Grenzabstände, wie von Ihnen angeführt, sind im Nachbarrecht und den entsprechenden Nachbarrechtsgesetzen der Bundesländer geregelt. Dies findet allerdings keine Anwendung bei bauplanerischen Maßnahmen, die wie in Ihrem Fall eine Geländenivellierung zum Ziel haben. Hier sind die Nachbar- und Anliegerrechte im Verfahrensgang durch Anhörungen und die Möglichkeit zur Einsichtnahme und Information in und über die Planunterlagen gewahrt. Die Problematik ist dann nicht dem Zivilrecht sondern dem Öffentlichen Recht zuzuordnen.

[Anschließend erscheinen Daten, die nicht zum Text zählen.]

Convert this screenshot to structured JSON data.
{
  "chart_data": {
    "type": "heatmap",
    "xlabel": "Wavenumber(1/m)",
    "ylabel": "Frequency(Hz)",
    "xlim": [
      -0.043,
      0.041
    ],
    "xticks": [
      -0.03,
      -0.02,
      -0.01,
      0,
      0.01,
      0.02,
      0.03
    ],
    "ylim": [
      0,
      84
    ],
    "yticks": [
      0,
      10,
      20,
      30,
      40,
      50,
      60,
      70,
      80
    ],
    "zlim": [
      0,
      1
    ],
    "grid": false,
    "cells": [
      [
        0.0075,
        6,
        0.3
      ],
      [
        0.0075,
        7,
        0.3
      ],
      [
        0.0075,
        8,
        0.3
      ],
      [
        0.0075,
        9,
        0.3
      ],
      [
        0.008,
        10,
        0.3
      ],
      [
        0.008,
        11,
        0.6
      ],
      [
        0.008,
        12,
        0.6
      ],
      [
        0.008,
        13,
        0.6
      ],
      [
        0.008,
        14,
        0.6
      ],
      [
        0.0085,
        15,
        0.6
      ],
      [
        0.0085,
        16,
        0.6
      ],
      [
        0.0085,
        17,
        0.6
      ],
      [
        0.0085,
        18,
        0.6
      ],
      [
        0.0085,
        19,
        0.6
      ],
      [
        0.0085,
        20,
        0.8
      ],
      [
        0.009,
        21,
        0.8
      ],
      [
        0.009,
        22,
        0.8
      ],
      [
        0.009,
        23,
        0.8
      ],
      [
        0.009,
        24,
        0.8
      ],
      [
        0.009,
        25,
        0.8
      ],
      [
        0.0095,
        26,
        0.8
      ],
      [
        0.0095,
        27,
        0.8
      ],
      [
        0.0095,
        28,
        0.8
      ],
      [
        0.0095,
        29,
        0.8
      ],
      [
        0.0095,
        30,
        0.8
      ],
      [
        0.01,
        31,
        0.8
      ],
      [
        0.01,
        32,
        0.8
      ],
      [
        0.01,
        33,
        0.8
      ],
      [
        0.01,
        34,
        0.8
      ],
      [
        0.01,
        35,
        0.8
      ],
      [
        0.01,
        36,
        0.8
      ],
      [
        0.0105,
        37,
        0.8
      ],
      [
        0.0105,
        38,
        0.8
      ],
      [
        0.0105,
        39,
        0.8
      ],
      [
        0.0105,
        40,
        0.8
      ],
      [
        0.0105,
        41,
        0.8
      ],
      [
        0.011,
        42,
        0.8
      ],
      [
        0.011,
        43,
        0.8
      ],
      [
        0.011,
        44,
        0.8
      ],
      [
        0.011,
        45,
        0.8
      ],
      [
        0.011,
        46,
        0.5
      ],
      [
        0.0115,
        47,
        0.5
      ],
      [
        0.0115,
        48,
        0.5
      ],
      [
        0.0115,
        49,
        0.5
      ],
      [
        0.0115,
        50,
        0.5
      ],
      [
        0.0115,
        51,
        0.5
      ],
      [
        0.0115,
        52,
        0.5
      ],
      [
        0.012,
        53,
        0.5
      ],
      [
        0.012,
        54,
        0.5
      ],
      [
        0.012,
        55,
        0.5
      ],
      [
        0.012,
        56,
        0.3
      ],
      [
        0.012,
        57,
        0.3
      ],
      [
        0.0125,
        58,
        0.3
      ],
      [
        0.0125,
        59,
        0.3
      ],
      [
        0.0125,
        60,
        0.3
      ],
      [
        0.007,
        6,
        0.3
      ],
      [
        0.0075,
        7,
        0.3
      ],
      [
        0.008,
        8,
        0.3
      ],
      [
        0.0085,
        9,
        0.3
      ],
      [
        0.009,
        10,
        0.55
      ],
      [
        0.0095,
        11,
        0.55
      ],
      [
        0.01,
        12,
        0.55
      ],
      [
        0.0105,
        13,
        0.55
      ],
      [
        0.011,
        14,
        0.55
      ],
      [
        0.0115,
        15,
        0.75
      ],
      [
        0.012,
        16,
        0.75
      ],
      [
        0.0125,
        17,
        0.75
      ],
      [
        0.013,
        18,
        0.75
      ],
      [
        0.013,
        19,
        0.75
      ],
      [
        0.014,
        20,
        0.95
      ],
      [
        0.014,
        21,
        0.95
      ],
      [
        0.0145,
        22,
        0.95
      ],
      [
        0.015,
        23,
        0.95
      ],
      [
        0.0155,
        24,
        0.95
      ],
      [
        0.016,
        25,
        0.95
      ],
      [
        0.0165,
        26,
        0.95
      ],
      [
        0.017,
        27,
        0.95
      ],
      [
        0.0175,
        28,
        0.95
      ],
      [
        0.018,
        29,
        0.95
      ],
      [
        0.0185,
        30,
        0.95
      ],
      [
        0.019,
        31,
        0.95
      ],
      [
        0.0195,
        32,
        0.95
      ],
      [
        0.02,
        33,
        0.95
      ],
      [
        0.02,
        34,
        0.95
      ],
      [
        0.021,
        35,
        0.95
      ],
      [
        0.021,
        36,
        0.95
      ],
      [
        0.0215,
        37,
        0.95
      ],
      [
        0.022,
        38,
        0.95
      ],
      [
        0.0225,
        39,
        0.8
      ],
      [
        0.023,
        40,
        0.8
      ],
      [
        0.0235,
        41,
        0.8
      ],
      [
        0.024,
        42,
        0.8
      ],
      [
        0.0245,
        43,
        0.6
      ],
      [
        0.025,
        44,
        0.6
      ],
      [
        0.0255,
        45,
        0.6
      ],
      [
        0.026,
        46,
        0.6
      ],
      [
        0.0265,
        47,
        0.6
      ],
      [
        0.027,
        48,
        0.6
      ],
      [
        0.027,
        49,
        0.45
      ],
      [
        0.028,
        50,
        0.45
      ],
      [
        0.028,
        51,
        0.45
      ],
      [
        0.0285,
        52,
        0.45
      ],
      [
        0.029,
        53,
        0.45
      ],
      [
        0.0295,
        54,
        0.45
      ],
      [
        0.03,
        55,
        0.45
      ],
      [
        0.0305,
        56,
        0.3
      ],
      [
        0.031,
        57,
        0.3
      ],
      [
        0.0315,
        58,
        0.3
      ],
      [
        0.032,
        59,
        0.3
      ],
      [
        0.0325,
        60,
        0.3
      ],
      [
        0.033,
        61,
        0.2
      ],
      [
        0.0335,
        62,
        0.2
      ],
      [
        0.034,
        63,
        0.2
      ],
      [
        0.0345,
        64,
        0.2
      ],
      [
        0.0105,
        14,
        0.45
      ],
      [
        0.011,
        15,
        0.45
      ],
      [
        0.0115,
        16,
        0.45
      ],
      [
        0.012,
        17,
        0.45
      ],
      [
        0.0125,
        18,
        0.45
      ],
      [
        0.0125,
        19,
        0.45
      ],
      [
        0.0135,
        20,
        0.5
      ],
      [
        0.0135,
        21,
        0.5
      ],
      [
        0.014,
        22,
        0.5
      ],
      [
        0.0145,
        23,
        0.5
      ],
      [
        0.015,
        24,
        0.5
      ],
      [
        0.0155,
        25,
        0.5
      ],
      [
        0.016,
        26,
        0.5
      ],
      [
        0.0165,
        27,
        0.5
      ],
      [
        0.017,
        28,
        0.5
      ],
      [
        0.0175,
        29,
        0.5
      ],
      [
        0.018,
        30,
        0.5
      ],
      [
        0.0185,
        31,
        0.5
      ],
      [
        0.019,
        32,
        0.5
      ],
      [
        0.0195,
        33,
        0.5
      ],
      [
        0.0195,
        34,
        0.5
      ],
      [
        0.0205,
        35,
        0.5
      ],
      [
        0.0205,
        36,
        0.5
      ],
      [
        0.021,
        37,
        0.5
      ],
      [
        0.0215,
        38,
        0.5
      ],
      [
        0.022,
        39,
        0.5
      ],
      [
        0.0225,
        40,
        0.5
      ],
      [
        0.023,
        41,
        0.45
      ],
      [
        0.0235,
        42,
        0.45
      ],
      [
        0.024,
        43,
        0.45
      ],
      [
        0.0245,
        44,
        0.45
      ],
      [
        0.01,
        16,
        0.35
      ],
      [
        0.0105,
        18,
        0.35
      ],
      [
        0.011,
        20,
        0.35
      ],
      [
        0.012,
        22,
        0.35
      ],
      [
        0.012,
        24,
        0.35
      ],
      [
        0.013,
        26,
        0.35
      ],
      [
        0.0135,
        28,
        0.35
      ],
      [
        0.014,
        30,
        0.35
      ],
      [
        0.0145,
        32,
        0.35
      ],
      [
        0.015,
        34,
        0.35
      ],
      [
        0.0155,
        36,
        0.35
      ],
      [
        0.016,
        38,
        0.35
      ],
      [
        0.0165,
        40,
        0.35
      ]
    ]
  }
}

Die Bauordnungsbehörde hat die Anböschung zur Anpassung der unterschiedlichen Niveaus offenbar so vorgesehen. Dieser Zweck kann bei Abstandshaltung gar nicht realisiert werden, denn dadurch entstünde eine Art Wall, dahinter bliebe im Grenzbereich alles beim jetzigen Geländeverlauf.

Die späteren Nachbarn können sich auf die durch die Stadt in Einklang mit den Bauordnungsvorschriften gestaltete Böschung berufen.

Wenn Sie durch diese Maßnahme Nachteile erleiden und / oder in Ihrer Eigentümerstellung in unzumutbarer Weise beeinträchtigt werden, empfehle ich, der Stadt als Bauherrn diese Umstände und Ihre Bedenken schriftlich mitzuteilen, sinnvoll übergeben Sie dieses Schreiben der zuständigen Bauordnungsbehörde nach kurzer Terminsvereinbarung im Rahmen eines persönlichen Gesprächs. Hier könnten eventuell auch Abfindungs- oder Entschädigungszahlungen thematisiert werden, oder auch Schaffung einer weniger pflegeintensiven Einfriedigung auf Kosten der Stadt Staufen.

In diesem Zusammenhang sollten Sie detailliert die Nachteile hinsichtlich Pflege und Unterhaltung beschreiben, eventuell auch unter Zuhilfenahme eines Fachmanns belegen, dass infolge einer Bedeckung der Hölzer mit Erdreich diese einem stärkeren Verrottungsprozess ausgesetzt sein können.

Wenn die Zeit drängt, weil die Ausführung täglich zu erwarten ist, kann im Rahmen des vorläufigen Rechtsschutz beim zuständigen Verwaltungsgericht ein Baustopp bis zur Klärung erwirkt werden. Hierfür würde ich die Inanspruchnahme anwaltlicher Hilfe empfehlen. Grundsätzlich könne Sie allerdings einen solchen Antrag auch zu Protokoll der Geschäftsstelle des Verwaltungsgericht stellen.